The outbreak of the coronavirus disease (COVID-19) can already be classified as the largest international news story of 2020 due to a range of factors.
By Carolyne Lunga
With increasing deaths and a rise in infections across the world, the role of investigative journalism cannot be overemphasised. Investigative journalism can play an important role in getting to the bottom of this pandemic in order to help citizens to understand what is going on.
Unlike daily journalism, investigative journalism goes further, and asks difficult questions to those in power by spending a considerable amount of time in order to understand an issue.
A lot of information is circulating online as people are coming up with all sorts of opinions and theories on the numbers of infected people, deaths, ways to prevent infection among others.
Daily press conferences across the world are making it easy for journalists to quickly compile news stories to publish in the next edition without a thorough scrutiny of issues.

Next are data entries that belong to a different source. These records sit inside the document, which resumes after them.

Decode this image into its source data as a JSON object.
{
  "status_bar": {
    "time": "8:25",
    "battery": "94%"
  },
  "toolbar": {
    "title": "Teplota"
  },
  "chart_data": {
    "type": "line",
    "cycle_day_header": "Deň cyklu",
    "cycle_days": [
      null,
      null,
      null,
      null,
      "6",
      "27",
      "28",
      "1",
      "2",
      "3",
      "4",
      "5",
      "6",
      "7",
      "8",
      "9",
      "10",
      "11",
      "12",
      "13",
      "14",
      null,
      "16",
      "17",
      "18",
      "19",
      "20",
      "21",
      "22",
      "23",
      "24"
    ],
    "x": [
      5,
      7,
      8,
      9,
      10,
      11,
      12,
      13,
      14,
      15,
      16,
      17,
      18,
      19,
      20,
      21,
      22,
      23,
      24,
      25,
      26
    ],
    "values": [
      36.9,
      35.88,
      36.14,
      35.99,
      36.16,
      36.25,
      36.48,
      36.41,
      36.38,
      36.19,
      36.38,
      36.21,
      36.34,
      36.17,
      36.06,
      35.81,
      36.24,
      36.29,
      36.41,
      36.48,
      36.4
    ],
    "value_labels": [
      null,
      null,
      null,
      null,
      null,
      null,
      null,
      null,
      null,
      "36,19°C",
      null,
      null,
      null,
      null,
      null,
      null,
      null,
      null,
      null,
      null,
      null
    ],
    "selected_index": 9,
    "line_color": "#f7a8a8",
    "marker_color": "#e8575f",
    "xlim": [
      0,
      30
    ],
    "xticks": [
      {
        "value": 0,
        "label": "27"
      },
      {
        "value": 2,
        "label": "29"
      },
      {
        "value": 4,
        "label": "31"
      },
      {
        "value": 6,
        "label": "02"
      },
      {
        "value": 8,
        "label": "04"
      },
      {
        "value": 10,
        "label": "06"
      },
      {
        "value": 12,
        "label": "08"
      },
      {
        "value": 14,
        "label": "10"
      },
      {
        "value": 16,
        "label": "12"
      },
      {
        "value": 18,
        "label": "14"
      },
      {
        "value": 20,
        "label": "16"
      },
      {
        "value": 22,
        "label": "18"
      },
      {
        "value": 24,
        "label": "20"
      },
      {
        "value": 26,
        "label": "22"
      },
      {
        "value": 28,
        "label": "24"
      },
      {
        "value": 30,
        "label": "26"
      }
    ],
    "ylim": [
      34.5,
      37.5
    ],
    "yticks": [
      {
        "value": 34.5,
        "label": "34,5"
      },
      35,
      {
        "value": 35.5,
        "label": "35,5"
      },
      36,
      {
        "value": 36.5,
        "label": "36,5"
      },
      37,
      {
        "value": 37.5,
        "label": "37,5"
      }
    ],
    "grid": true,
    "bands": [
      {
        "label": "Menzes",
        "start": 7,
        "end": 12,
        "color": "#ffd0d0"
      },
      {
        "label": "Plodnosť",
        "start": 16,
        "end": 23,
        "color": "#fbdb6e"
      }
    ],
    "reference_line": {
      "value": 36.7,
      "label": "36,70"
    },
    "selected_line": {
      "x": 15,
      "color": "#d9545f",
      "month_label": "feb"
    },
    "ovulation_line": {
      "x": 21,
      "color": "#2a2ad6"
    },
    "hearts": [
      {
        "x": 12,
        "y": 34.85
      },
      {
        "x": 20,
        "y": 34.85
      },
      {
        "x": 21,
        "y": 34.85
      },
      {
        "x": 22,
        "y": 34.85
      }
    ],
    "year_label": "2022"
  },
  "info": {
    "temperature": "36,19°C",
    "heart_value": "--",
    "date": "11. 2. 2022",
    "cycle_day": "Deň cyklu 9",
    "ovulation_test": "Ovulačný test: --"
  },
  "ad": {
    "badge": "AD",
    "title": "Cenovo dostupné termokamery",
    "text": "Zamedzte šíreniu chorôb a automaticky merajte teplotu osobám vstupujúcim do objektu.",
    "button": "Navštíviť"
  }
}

Stories range from latest updates on the coronavirus, countries going on lock-down, politicians and celebrities who are testing positive, numbers of tests being done in different countries, social distancing, warnings made by politicians etc as seen in various global and local media reports.
This is not to say there has not been any critical coverage of the global pandemic by some media.
While it is important for citizens to be informed about what is going on everyday, press conferences and press releases should not be the main stories as they provide a beginning to investigations.
What is lacking from a survey of most local and global media are investigative journalism stories that dig deeper into this global pandemic.
We are seeing very few stories that take into account context and thoroughly break down issues.
Investigative stories on COVID-19 can unpack whether the strategies being employed by the government are proving effective.
They can dig deeper into the available facilities, what equipment they have, test kits and what they do not have, what measures are being taken to secure equipment at what cost and how it will affect the country in the long run, supported with facts and figures.
Investigative reporting can provide an understanding to what it means when an individual tests positive?
What symptoms are seen in individuals who end up in intensive care units (ICUs)?
Are there clear patterns in individuals who recover or those that end up in ICU?
Journalism should also expose businesses and politicians benefiting from the pandemic supported with factual information etc.
In recent times, we are witnessing a rise in cross-media collaboration in investigative journalism in order to expose corruption and wrong-doing.
A global pandemic such as Covid-19 opens a way for journalists to collaborate more.
The benefits can be numerous including, the ability to go deeper into issues, comparing infection and death rates and response strategies being adopted by different nations which individual media organisations may not be able to do alone in a constrained financial environment.
Another benefit can be that of coverage that does not fuel panic or sensationalism.
Clickbait headlines and stories should be avoided as they do not help citizens to understand issues more in depth.
Collaboration can also be beneficial to journalists sharing expertise and ideas via secure online platforms in order to analyse massive data sets which are being produced at this time in the different hospitals.
The importance of data is that it improves storytelling processes and gives readers an opportunity to verify stories for themselves and without collaboration it might be difficult for journalists to do these kinds of stories if they do not have the expertise of data analysis.
Various technological tools can be used in connecting dots in order to make sense of the data.
The Pulitzer Centre on crisis reporting is calling for proposals that develop innovative approaches to reporting on Covid-19 using collaboration among journalists and newsrooms across state lines or national borders.
As the globe is focused on fighting this invisible enemy, it is time for journalists to realise that the lone-wolf approach or competition among media houses will not be very beneficial to a society that is looking for answers in these uncertain times.
Carolyne M. Lunga is a Journalism PhD researcher at City, University of London and Graduate Teaching Assistant for International News.